Monday, 4 March 2019
Areas Adjacent to the Forum (Scripps Seaside Forum)
H. Kim, D. Kim, and J. H. Ryu (Korea Polytechnic University)
Rechargeable magnesium batteries have the advantages of low cost and high theoretical capacity without dendrite formation. However, the Mg batteries have critical problem of sluggish kinetic by the slow solid-state diffusion of highly polarizing divalent Mg-ions in most intercalation hosts. This problem can be overcome by hybrid batteries combining a Mg-metal negative electrode and fast lithium intercalation hosts when the Li+ ions are used with Mg2+ ions. Although two kinds of cations exist in the electrolyte, the Li ions can be easily intercalated into the host positive electrode materials and the Mg ion can be electroplated and stripped at the negative electrode because of its relatively higher standard reduction potential. However, the Mg metal electrode still have problem of the formation of the blocking layer between the magnesium metal surface and electrolyte. In case of using the Mg(TFSI)2 and glyme-based electrolyte, the huge overpotential occurs in the Mg stripping reaction during discharging process. We found that the electrolyte additives containing the halogen anion such as Cl- and Br- reduced the overpotential of the Mg stripping reaction.

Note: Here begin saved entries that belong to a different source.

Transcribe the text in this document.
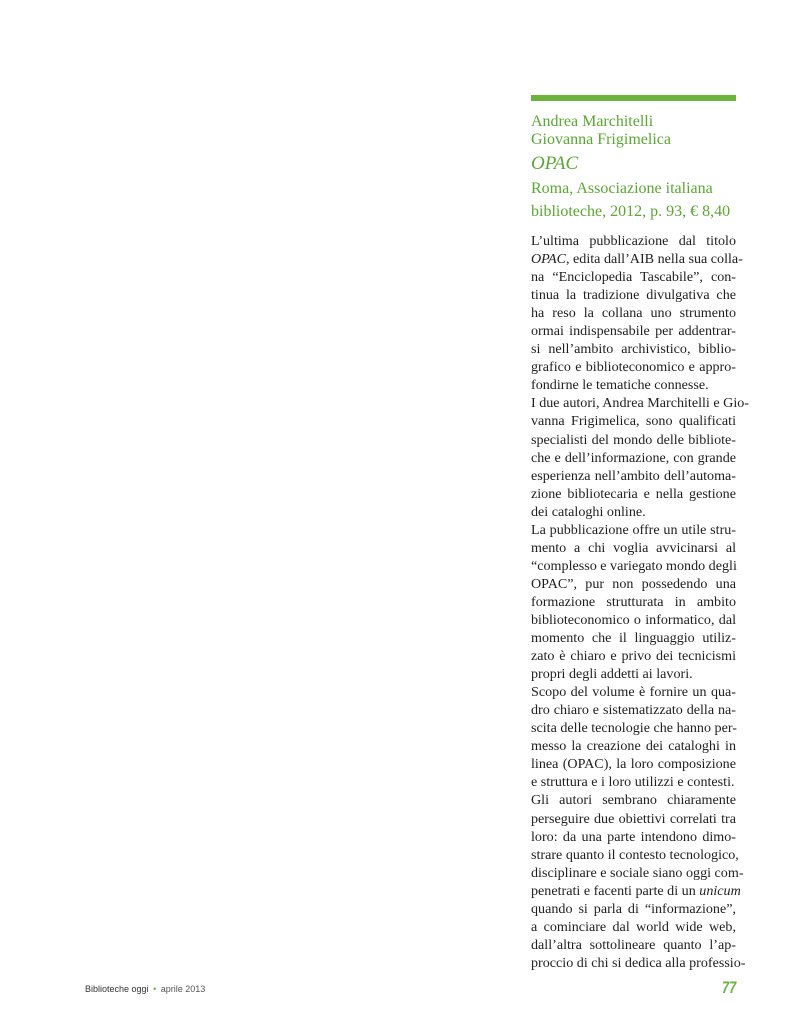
Andrea Marchitelli
Giovanna Frigimelica
OPAC
Roma, Associazione italiana
biblioteche, 2012, p. 93, € 8,40
L’ultima pubblicazione dal titolo
OPAC, edita dall’AIB nella sua colla-
na “Enciclopedia Tascabile”, con-
tinua la tradizione divulgativa che
ha reso la collana uno strumento
ormai indispensabile per addentrar-
si nell’ambito archivistico, biblio-
grafico e biblioteconomico e appro-
fondirne le tematiche connesse.
I due autori, Andrea Marchitelli e Gio-
vanna Frigimelica, sono qualificati
specialisti del mondo delle bibliote-
che e dell’informazione, con grande
esperienza nell’ambito dell’automa-
zione bibliotecaria e nella gestione
dei cataloghi online.
La pubblicazione offre un utile stru-
mento a chi voglia avvicinarsi al
“complesso e variegato mondo degli
OPAC”, pur non possedendo una
formazione strutturata in ambito
biblioteconomico o informatico, dal
momento che il linguaggio utiliz-
zato è chiaro e privo dei tecnicismi
propri degli addetti ai lavori.
Scopo del volume è fornire un qua-
dro chiaro e sistematizzato della na-
scita delle tecnologie che hanno per-
messo la creazione dei cataloghi in
linea (OPAC), la loro composizione
e struttura e i loro utilizzi e contesti.
Gli autori sembrano chiaramente
perseguire due obiettivi correlati tra
loro: da una parte intendono dimo-
strare quanto il contesto tecnologico,
disciplinare e sociale siano oggi com-
penetrati e facenti parte di un unicum
quando si parla di “informazione”,
a cominciare dal world wide web,
dall’altra sottolineare quanto l’ap-
proccio di chi si dedica alla professio-
Biblioteche oggi • aprile 2013	77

The Li4Ti5O12 (LTO) and mechanically polished Mg disk were used the electrode materials and the 1.50 M LiTFSI and 0.15 M Mg(TFSI)2 in glyme:diglyme=1:1 solution (standard electrolyte) was used as dual salt electrolyte. This cell showed a negative discharging voltage (about -1.0 V) due to the huge Mg stripping overpotential while the charging reaction occurs at 0.8 V. After the addition of 0.1 M LiCl, 0.1 M LiBr, or 0.5 M MgCl2, the discharging voltage increased to +0.5 V from the 2nd cycle after activation process during 1st cycle while the charging voltage was almost close to the halogen-free electrolyte. In spite of the increase of the halogen anion concentration, the further improvement was not detected.

When the HMDS (hexamethyldisilazane) was added to the electrolyte with the LiCl, the overpotential of Mg stripping reaction was sharply decreased from the first cycle without activation process. But the overpotential did not decrease in case of the HMDS addition to the standard electrolyte composition (halogen-free).

Therefore, the Mg/LTO hybrid cell with dual salt electrolyte containing halogen anion and HMDS showed good electrochemical performances with low polarization from the initial cycle.